Question

a cup of jello is inserted into a cup holder attached to one end of a horizontal aluminum beam. the beam is 2.1 m long. the other end of the beam is attached to a pivot. a motor rotates the beam about the pivot, in the horizontal plane, at constant speed. at what rotation rate (in revolutions per second) will the centripetal acceleration of the jello be approximately 3.1g (where g is the acceleration of earth's gravity)?

Answer 1

To find the rotation rate at which the centripetal acceleration of the jello will be approximately 3.1g, we can use the formula for centripetal acceleration.
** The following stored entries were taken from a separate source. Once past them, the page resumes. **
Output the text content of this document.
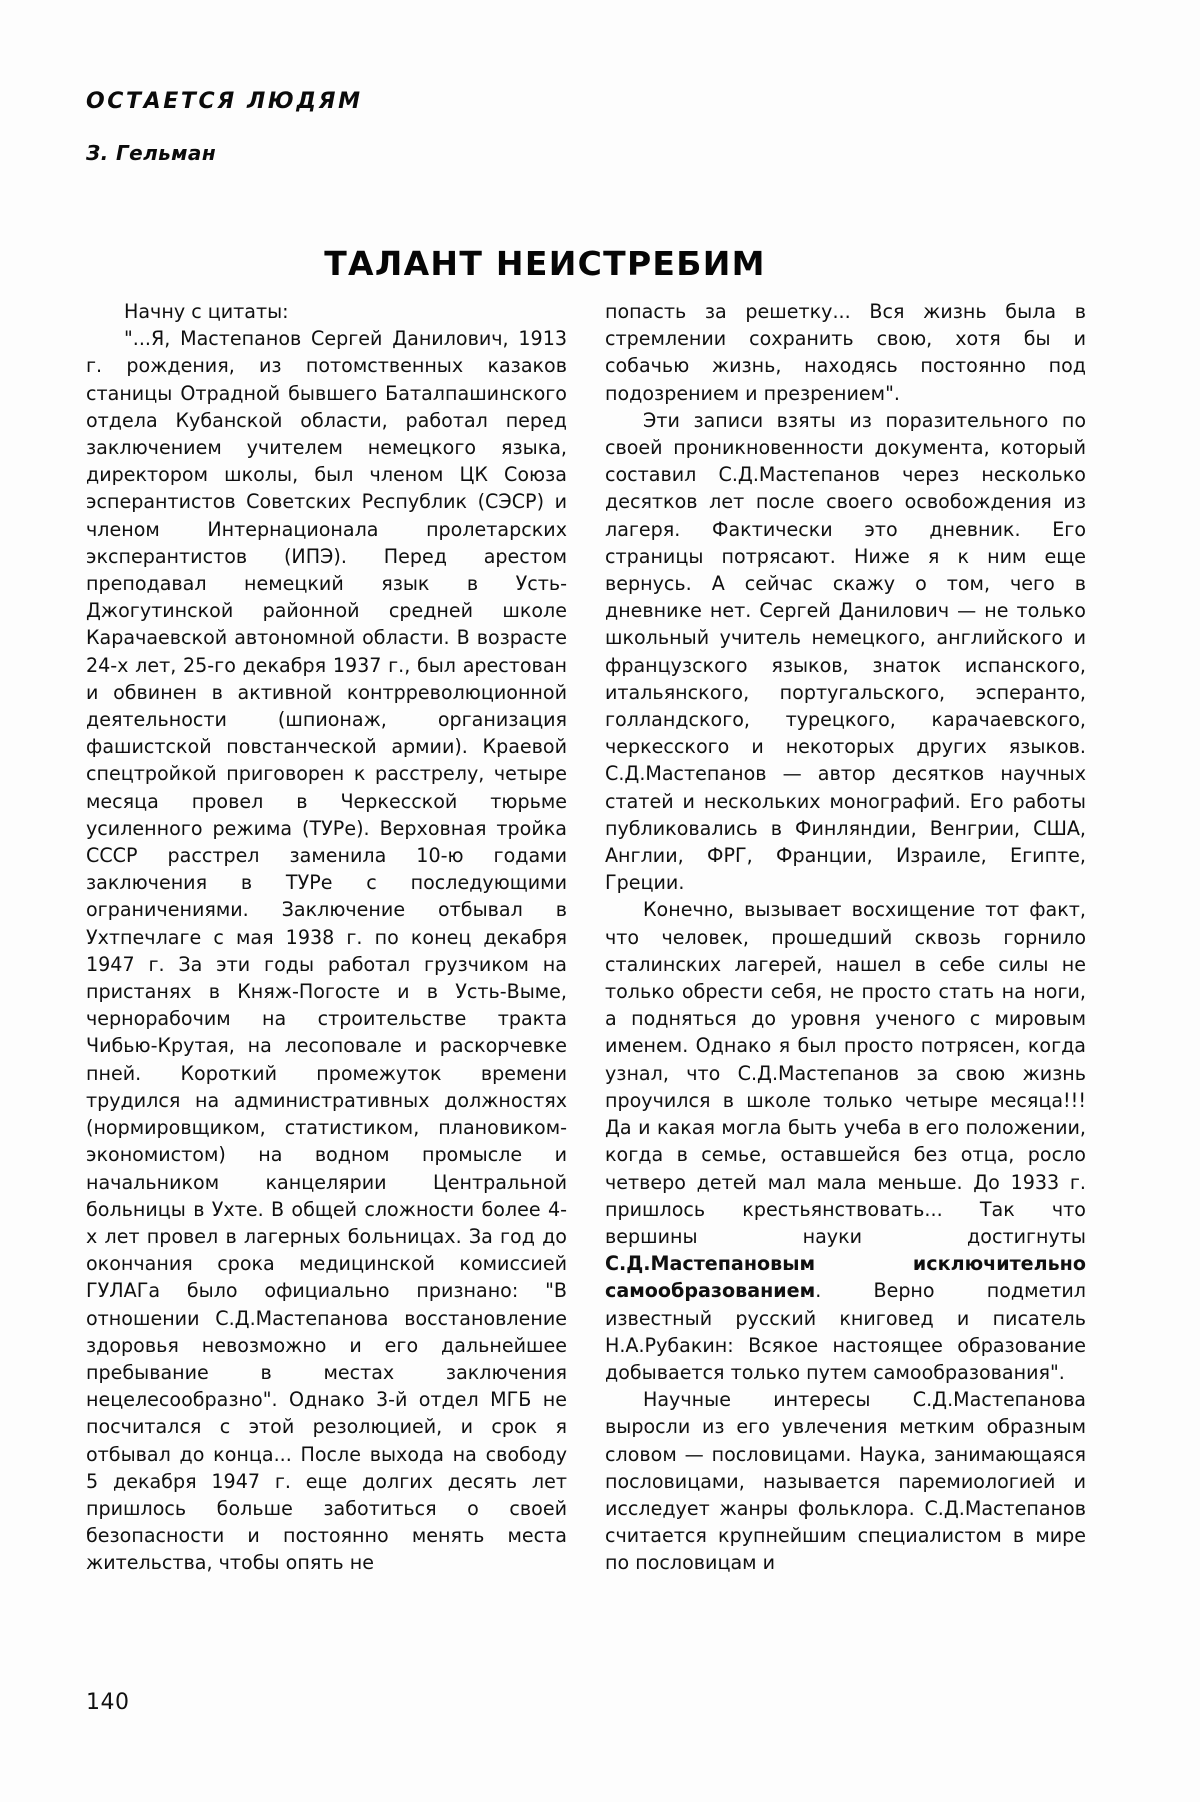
ОСТАЕТСЯ ЛЮДЯМ
З. Гельман
ТАЛАНТ НЕИСТРЕБИМ

Начну с цитаты:

"...Я, Мастепанов Сергей Данилович, 1913 г. рождения, из потомственных казаков станицы Отрадной бывшего Баталпашинского отдела Кубанской области, работал перед заключением учителем немецкого языка, директором школы, был членом ЦК Союза эсперантистов Советских Республик (СЭСР) и членом Интернационала пролетарских эксперантистов (ИПЭ). Перед арестом преподавал немецкий язык в Усть-Джогутинской районной средней школе Карачаевской автономной области. В возрасте 24-х лет, 25-го декабря 1937 г., был арестован и обвинен в активной контрреволюционной деятельности (шпионаж, организация фашистской повстанческой армии). Краевой спецтройкой приговорен к расстрелу, четыре месяца провел в Черкесской тюрьме усиленного режима (ТУРе). Верховная тройка СССР расстрел заменила 10-ю годами заключения в ТУРе с последующими ограничениями. Заключение отбывал в Ухтпечлаге с мая 1938 г. по конец декабря 1947 г. За эти годы работал грузчиком на пристанях в Княж-Погосте и в Усть-Выме, чернорабочим на строительстве тракта Чибью-Крутая, на лесоповале и раскорчевке пней. Короткий промежуток времени трудился на административных должностях (нормировщиком, статистиком, плановиком-экономистом) на водном промысле и начальником канцелярии Центральной больницы в Ухте. В общей сложности более 4-х лет провел в лагерных больницах. За год до окончания срока медицинской комиссией ГУЛАГа было официально признано: "В отношении С.Д.Мастепанова восстановление здоровья невозможно и его дальнейшее пребывание в местах заключения нецелесообразно". Однако 3-й отдел МГБ не посчитался с этой резолюцией, и срок я отбывал до конца... После выхода на свободу 5 декабря 1947 г. еще долгих десять лет пришлось больше заботиться о своей безопасности и постоянно менять места жительства, чтобы опять не

попасть за решетку... Вся жизнь была в стремлении сохранить свою, хотя бы и собачью жизнь, находясь постоянно под подозрением и презрением".

Эти записи взяты из поразительного по своей проникновенности документа, который составил С.Д.Мастепанов через несколько десятков лет после своего освобождения из лагеря. Фактически это дневник. Его страницы потрясают. Ниже я к ним еще вернусь. А сейчас скажу о том, чего в дневнике нет. Сергей Данилович — не только школьный учитель немецкого, английского и французского языков, знаток испанского, итальянского, португальского, эсперанто, голландского, турецкого, карачаевского, черкесского и некоторых других языков. С.Д.Мастепанов — автор десятков научных статей и нескольких монографий. Его работы публиковались в Финляндии, Венгрии, США, Англии, ФРГ, Франции, Израиле, Египте, Греции.

Конечно, вызывает восхищение тот факт, что человек, прошедший сквозь горнило сталинских лагерей, нашел в себе силы не только обрести себя, не просто стать на ноги, а подняться до уровня ученого с мировым именем. Однако я был просто потрясен, когда узнал, что С.Д.Мастепанов за свою жизнь проучился в школе только четыре месяца!!! Да и какая могла быть учеба в его положении, когда в семье, оставшейся без отца, росло четверо детей мал мала меньше. До 1933 г. пришлось крестьянствовать... Так что вершины науки достигнуты С.Д.Мастепановым исключительно самообразованием. Верно подметил известный русский книговед и писатель Н.А.Рубакин: Всякое настоящее образование добывается только путем самообразования".

Научные интересы С.Д.Мастепанова выросли из его увлечения метким образным словом — пословицами. Наука, занимающаяся пословицами, называется паремиологией и исследует жанры фольклора. С.Д.Мастепанов считается крупнейшим специалистом в мире по пословицам и

140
The rotation rate is approximately 0.606 revolutions per second.

Step-by-step explanation:

To find the rotation rate at which the centripetal acceleration of the jello will be approximately 3.1g, we need to use the formula for centripetal acceleration:

`a = (v^2) / r`
where a is the centripetal acceleration, v is the linear velocity, and r is the radius of the circular path.
In this case, we know that a = 3.1g, where g is the acceleration due to gravity. We can convert g to
`m/s^2` by multiplying it by
`9.8 m/s^2.` The radius of the circular path is 2.1 m.
Using these values, we can rearrange the formula to solve for v:
v = sqrt(a * r)
Substituting the known values:
v = sqrt((3.1 * 9.8) * 2.1)
v ≈ 7.988 m/s
Since we are looking for the rotation rate in revolutions per second, we can divide v by the circumference of the circular path:
rotation rate = v / (2 * pi * r)
rotation rate ≈ 7.988 / (2 * 3.14 * 2.1)
rotation rate ≈ 0.606 revolutions per second
Therefore, the rotation rate at which the centripetal acceleration of the jello will be approximately 3.1g is approximately 0.606 revolutions per second.